Let’s turn from identity management to session management. Whenever a mobile device becomes active, the nearest Base Station initiates the establishment of a sequence of secure tunnels connecting the device back to the Mobile Core, which in turn bridges the RAN to the Internet. (You can find more details on this process here.) Support for mobility can then be understood as the process of re-establishing the tunnel(s) as the device moves throughout the RAN, where the Mobile Core’s user plane buffers in-flight data during the handover transition. This avoids dropped packets and subsequent end-to-end retransmissions, which may make sense for a voice call, but not necessarily for a TCP connection to a cloud service. As before, it may be time to apply the end-to-end argument to the cellular network’s architecture in light of today’s (and tomorrow’s) dominant use cases.
To complicate matters, sessions are of limited value. The 5G network maintains the session only when the same Mobile Core serves the device and only the Base Station changes. This is often the case for a device moving within some limited geographic region, but moving between regions—and hence, between Mobile Cores—is indistinguishable from power cycling the device. The device is assigned a new IP address and no attempt is made to buffer and subsequently deliver in-flight data. This is important because any time a device becomes inactive for a period of time, it also loses its session. A new session is established and a new IP address assigned when the device becomes active. Again, this makes sense for a voice call, but not necessarily for a typical broadband connection, or worse yet, for an IoT device that powers down as a normal course of events. It is also worth noting that cloud services are really good at accommodating clients who’s IP addresses change periodically (which is to say, when the relevant identity is at the application layer).
This is all to say that the cellular network’s approach, which can be traced to its roots as a connection-oriented voice network, is probably not how one would design the system today. Instead, we can use IP addresses as the globally routable identifier, lease IP addresses to often-sleeping and seldom-moving IoT devices, and depend on end-to-end protocols like TCP to retransmit packets dropped during handovers. Standardization and interoperability will still be needed to support global phone calls, but with the ability to implement voice calls entirely on top of IP, it’s not clear the Mobile Core is the right place to solve that problem. And even if it is, this could potentially be implemented as little more than legacy APIs supported for backward compatibility. In the long term, it will be interesting to see if 3GPP-defined sessions hold up well as the foundation for an architecture that fully incorporates cellular radio technology into the cloud.

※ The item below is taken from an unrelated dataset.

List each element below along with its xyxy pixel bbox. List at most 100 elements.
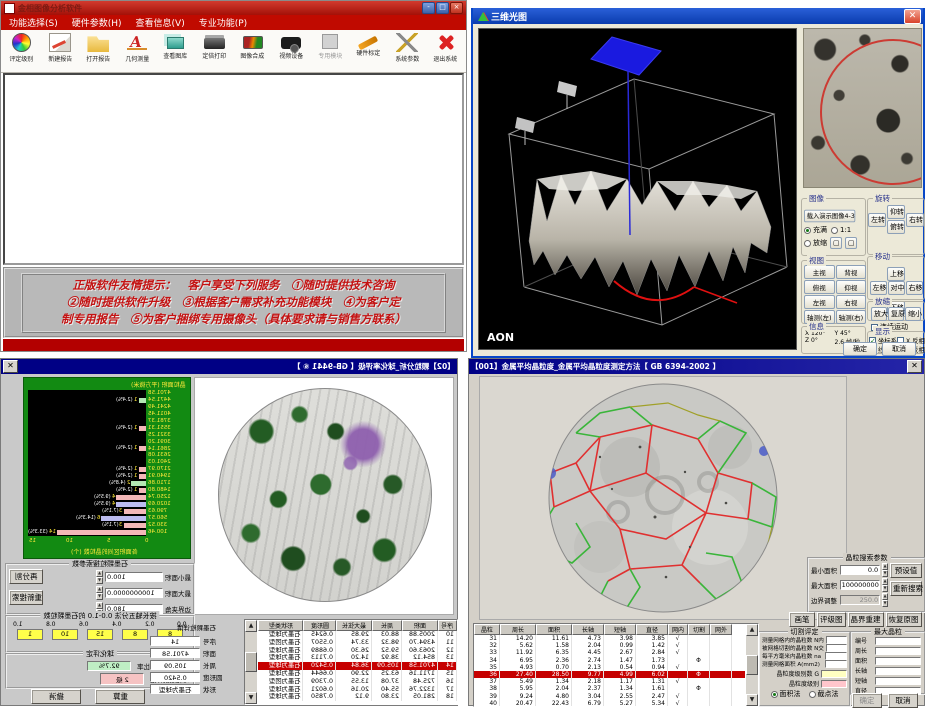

We conclude by noting that while we have framed this discussion as a thought experiment, it illustrates the potential power of the software-defined architecture being embraced by 5G. With the Mobile Core in particular implemented as a set of micro-services, an incremental evolution that addresses the issues outlined here is not only feasible, but actually quite likely. This is because history teaches us that once a system is open and programmable, the dominant use cases will eventually correct for redundant mechanisms and sub-optimal design decisions.